雪がしんしんと降り積もる。古い暖炉には赤々と火がともり、小さな部屋に薪のはぜる音が響いた。
その日は全人類の何分の一かが崇める、とある宗教家の誕生日だった。街中は華やかに装飾されお祭り騒ぎで、恋人達は素敵な夜を楽しむ。それだけだ。少なくとも男にとってはその程度の認識でしかなかった。いや、男はむしろ憎んでいたのだろうか。
今、男の眼前には白い立派な髭をたくわえた老人がいる。
「君は……確か、十二年前の……」
白髭は尋ねた。炎が揺れ、二人の影が揺れる。
「そうだよ」
男は応える。白髭は少なくとも動揺している様子だった。
「憶えていてくれたんだ」
男は感慨深げに、それでいてどうでも良い様な、そんな投げやりな口調でそう言った。白髭はその大きな目を伏せた。

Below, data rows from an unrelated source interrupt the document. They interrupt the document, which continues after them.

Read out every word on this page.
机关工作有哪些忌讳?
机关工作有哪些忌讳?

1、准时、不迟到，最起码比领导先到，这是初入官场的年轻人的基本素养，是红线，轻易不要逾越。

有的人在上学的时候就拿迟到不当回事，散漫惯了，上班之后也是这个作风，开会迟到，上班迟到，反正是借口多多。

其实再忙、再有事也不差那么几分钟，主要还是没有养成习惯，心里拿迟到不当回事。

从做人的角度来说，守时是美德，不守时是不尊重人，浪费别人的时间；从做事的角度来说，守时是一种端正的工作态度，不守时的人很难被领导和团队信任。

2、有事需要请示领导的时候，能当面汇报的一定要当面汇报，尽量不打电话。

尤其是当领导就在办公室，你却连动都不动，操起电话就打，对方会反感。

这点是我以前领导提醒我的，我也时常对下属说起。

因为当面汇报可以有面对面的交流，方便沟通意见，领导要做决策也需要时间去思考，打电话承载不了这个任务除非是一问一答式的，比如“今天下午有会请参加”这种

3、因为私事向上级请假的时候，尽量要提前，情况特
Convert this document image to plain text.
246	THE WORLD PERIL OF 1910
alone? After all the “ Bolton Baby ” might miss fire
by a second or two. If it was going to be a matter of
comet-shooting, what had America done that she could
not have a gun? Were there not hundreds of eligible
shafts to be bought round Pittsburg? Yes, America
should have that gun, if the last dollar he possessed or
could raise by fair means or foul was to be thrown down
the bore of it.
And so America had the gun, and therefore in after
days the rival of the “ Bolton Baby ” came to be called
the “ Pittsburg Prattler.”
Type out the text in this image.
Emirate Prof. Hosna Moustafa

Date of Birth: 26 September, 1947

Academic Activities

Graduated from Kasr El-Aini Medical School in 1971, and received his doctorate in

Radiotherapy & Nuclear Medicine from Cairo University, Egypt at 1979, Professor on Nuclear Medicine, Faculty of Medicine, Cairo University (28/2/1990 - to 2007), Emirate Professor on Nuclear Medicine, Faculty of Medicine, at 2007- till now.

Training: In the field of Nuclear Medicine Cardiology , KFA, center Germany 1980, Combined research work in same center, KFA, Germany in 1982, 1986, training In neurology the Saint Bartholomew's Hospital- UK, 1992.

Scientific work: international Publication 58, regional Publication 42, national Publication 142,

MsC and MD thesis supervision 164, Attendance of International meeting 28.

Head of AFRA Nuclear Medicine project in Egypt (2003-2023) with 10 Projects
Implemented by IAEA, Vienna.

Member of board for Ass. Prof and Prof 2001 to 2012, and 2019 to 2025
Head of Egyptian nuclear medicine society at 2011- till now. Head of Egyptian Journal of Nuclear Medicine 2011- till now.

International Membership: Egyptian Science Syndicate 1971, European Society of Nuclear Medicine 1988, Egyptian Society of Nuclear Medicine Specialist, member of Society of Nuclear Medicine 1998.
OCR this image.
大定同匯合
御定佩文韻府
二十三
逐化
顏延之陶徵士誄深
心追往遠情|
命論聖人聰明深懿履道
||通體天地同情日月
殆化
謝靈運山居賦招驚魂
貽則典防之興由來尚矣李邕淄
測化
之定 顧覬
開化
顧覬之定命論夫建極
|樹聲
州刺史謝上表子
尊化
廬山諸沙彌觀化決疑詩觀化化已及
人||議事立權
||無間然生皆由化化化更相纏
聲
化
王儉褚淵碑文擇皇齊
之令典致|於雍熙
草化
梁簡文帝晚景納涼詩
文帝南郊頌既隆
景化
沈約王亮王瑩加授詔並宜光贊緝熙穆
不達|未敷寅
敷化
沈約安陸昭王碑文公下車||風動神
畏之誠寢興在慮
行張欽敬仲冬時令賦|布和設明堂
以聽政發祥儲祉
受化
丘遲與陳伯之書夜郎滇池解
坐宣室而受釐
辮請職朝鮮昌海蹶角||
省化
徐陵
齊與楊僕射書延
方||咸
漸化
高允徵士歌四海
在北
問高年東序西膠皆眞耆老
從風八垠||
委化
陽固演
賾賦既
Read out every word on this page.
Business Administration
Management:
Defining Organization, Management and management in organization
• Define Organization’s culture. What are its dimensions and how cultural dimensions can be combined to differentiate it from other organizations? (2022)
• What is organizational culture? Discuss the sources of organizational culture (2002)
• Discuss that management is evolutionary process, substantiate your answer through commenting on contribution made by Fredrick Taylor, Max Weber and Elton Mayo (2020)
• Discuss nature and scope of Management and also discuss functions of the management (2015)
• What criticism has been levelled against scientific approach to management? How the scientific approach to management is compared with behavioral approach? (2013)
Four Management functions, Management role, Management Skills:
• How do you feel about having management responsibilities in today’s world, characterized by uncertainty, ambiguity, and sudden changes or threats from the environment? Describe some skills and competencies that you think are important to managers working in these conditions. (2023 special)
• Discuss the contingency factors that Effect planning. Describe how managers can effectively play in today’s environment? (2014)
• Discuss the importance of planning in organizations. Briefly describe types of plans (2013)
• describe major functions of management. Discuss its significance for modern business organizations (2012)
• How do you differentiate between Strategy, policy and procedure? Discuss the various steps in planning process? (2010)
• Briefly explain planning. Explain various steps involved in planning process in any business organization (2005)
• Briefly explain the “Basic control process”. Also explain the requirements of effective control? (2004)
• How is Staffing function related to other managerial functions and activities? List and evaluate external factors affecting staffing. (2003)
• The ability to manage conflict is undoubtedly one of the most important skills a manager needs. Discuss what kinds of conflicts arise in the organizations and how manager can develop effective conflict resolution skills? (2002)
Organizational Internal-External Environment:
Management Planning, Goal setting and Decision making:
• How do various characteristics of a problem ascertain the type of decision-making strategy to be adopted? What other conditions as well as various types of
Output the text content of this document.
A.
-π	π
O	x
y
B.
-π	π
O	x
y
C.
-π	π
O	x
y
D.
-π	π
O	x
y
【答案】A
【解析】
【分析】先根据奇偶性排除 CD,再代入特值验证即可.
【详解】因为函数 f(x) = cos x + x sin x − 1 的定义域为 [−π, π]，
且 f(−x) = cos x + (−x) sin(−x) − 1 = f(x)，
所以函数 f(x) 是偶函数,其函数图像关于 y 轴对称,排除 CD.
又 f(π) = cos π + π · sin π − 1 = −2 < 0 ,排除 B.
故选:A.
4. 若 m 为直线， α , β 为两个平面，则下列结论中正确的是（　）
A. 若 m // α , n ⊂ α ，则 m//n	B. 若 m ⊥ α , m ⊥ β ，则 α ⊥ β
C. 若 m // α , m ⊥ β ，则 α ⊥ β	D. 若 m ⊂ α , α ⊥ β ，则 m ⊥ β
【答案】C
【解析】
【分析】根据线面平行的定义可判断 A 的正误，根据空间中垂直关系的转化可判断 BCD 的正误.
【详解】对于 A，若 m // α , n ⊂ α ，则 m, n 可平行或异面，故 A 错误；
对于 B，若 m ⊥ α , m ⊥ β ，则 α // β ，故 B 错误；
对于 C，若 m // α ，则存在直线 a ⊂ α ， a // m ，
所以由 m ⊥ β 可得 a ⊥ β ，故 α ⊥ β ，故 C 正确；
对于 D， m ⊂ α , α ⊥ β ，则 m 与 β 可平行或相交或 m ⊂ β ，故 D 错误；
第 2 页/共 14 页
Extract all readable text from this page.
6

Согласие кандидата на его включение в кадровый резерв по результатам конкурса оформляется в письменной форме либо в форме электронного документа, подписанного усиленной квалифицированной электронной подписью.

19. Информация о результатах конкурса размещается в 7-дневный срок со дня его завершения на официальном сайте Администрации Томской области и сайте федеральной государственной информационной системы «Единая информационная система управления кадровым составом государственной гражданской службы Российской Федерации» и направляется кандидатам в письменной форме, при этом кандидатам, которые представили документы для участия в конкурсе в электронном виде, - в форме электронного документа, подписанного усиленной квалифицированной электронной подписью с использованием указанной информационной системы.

「……あの時のことは……そう、本当に申し訳なかったと思っている……」
男の笑いが乾燥した部屋に虚しく響き渡る。
「本当にさ、あの日の朝は悲しかったよ。忘れもしない。目が覚めてさ、靴下の中を覗いてさ、何にも入ってなかったんだぜ。何にも、さ」
「私も、あの日のことを……忘れたことはなかったよ」
白髭は静かに言葉を吐き出した。
「君は……あの日、何を欲していたんだい?」
「そんなことはどうでもいいんだよッ!」
男は強く言い放つ。白髭は力なく微笑んだ。
「分かっているよ。君が望んでいることは、ね。いつだって、私には分かるんだ。人の欲するものが。そうだろう?」
男は黙っていた。
「外に二頭、赤鼻を用意した。空を駆けるそりも、おもちゃを作る小人たちも、みんな君にあげよう。今日から、君がやればいい」
男はその瞳を大きく開いた。
「俺がやっても……いいんだろうか?」
「君なら、きっと私のような失敗はしない。そうだろう?」
男はそっと頷いた。
「私には、ね」
白髭はつぶやいた。
「私には、きっと向いていなかったんだなぁ……」
暖炉の炎が一度だけ、大きく燃え、薪がぱちんとはぜる大きな音がして、そして、消えた。